The virulence mechanisms leading Streptococcus pneumoniae to convert from nasopharyngeal colonization to a tissue invasive phenotype are still largely unknown. Proliferation of infection requires penetration of the extracellular matrix which occurs by recruitment of host proteases to the bacterial cell surface. We present evidence supporting the role of Choline-Binding Protein E (CBPE) (a member of the surface-exposed Choline-Binding Proteins family) as an important receptor for human plasminogen, the precursor of plasmin. Ligand overlay blots, solid-phase binding assays and Surface Plasmon Resonance experiments support the interaction between CBPE and plasminogen. We have shown that the phosphorylcholine esterase (Pce) domain of CBPE interacts with the plasminogen kringle domains (Lysine-Binding Site-1, LBS-1).
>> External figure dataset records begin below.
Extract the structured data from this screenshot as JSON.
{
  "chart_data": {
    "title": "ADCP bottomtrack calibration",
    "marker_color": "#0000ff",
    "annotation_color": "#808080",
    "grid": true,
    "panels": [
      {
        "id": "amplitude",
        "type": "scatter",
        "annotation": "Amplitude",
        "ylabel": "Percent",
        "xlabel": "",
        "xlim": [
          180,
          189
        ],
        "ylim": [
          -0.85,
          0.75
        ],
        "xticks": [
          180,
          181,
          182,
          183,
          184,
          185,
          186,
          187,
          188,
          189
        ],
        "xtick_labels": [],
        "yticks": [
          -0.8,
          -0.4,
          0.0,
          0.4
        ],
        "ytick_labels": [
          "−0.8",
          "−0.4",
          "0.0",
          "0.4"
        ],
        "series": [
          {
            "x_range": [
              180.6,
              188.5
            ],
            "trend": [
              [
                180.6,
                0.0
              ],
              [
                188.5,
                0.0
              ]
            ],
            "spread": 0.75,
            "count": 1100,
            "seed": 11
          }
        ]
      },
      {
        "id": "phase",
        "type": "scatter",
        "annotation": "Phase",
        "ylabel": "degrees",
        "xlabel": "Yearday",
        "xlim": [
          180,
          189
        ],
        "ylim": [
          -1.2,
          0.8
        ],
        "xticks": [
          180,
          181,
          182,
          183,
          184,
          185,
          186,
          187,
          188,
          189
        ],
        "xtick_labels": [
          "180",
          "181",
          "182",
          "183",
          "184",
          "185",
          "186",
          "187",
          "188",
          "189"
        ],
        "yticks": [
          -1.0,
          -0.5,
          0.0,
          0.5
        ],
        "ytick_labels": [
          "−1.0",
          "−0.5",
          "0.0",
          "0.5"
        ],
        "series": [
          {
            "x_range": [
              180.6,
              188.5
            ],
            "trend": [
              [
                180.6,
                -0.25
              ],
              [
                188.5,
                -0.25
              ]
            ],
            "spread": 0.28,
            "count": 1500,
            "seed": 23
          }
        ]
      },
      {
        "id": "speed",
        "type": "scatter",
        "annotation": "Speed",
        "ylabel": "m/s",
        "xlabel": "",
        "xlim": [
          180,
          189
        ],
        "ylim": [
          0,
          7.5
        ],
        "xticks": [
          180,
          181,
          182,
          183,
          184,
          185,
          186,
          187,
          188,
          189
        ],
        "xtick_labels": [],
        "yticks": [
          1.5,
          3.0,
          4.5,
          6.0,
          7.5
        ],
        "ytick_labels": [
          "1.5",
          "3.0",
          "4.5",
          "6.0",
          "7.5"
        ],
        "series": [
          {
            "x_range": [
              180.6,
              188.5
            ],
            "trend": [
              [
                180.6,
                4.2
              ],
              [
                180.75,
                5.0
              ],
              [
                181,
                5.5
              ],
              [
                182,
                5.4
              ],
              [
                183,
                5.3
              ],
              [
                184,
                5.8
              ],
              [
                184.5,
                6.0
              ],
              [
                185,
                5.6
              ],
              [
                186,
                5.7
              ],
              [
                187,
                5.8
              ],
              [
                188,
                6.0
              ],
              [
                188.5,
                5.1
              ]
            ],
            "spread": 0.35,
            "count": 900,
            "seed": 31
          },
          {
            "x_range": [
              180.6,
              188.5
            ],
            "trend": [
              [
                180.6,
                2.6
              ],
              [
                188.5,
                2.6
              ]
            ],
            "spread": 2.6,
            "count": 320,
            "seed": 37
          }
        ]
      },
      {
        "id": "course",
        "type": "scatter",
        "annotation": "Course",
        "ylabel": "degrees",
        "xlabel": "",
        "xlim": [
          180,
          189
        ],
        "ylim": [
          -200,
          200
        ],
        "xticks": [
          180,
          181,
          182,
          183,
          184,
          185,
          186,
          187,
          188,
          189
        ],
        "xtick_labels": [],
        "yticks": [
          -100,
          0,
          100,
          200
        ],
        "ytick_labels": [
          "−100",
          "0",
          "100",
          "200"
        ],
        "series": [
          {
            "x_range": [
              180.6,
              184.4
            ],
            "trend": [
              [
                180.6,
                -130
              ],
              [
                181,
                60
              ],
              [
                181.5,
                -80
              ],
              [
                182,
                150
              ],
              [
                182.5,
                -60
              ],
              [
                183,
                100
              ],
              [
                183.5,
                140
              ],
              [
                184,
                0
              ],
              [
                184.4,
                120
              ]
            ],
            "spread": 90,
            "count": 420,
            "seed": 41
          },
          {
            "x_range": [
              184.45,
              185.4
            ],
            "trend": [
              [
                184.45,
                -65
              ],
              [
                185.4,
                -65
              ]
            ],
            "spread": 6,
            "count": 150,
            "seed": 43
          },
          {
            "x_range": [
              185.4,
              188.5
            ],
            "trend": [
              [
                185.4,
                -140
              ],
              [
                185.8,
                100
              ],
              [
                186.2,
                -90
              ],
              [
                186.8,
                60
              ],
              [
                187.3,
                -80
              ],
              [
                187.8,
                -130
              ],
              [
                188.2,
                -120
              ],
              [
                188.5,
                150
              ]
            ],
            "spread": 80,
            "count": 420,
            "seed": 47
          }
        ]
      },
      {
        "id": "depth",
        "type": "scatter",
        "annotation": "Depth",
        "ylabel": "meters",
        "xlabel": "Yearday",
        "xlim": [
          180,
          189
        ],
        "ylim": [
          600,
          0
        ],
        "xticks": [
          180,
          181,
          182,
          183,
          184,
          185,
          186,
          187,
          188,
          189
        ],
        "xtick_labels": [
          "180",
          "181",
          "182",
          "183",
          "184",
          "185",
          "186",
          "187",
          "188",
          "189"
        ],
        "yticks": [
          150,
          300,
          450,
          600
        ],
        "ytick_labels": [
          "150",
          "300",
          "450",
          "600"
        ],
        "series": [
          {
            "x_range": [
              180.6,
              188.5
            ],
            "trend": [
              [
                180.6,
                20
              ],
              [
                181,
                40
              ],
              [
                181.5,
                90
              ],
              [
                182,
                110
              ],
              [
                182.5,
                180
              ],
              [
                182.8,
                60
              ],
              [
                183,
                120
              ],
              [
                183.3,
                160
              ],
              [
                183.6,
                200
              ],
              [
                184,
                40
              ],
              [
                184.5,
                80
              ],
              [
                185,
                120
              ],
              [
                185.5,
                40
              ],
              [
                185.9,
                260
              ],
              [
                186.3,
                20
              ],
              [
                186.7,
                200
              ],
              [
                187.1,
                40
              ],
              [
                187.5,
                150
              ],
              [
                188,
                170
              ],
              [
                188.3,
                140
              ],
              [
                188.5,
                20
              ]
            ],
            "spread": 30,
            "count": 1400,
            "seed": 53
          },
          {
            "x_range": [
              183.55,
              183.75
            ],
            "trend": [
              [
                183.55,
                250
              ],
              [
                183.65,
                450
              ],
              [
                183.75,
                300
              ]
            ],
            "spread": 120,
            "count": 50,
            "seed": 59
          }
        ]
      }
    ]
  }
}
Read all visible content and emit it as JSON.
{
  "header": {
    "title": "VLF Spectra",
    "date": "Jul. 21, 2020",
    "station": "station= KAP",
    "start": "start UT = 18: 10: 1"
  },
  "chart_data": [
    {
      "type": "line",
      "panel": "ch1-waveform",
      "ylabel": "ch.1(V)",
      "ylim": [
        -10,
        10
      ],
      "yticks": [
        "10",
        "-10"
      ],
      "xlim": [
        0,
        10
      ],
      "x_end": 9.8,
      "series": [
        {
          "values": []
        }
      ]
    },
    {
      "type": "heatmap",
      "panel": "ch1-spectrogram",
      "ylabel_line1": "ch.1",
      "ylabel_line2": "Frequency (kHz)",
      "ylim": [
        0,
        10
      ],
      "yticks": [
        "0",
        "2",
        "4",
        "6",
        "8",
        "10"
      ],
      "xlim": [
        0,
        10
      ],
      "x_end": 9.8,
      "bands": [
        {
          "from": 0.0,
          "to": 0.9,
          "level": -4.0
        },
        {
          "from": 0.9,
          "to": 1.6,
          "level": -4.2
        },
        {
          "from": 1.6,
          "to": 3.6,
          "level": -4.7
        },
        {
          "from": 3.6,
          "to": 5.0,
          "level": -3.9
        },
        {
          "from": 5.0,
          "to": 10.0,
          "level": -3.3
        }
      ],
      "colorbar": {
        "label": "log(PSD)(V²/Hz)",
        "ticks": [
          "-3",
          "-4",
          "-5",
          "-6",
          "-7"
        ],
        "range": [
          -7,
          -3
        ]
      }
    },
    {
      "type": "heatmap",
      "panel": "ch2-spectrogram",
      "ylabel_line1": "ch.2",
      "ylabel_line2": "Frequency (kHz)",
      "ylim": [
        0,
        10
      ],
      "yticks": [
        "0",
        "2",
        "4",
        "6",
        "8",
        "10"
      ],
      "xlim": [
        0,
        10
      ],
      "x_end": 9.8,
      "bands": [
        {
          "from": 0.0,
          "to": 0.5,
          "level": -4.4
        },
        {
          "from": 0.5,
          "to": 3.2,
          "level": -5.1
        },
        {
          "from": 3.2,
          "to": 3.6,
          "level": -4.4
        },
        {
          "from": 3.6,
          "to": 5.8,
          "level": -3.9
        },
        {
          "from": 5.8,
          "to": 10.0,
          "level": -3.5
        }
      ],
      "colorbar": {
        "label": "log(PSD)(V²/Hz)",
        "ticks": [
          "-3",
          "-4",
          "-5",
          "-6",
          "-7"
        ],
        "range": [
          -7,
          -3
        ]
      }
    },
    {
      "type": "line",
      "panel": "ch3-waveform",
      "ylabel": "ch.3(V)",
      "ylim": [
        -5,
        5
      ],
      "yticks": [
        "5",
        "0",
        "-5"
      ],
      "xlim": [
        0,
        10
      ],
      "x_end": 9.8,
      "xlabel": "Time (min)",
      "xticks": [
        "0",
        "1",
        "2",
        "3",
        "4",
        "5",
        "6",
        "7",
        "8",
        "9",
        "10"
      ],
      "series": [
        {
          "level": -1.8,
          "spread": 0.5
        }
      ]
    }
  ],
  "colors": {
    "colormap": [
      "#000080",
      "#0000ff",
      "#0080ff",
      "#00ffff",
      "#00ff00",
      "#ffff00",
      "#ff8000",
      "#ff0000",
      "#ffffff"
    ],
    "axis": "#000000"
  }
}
Analysis of the crystal structure of the Pce domain, followed by site-directed mutagenesis, allowed the identification of the plasminogen binding region composed in part by lysine residues, some of which map in a linear fashion on the surface of the Pce domain. The biological relevance of the CBPE- plasminogen interaction is supported by the fact that, when compared to the wild type strain, a mutant of pneumococcus deleted for the cbpE gene: (i), displays a reduced level of plasminogen binding and activation into plasmin; (ii), shows a lower ability to cross an in vitro model of the extracellular matrix. These results support a physiological role for the CBPE- plasminogen interaction in pneumococcal dissemination into human tissue.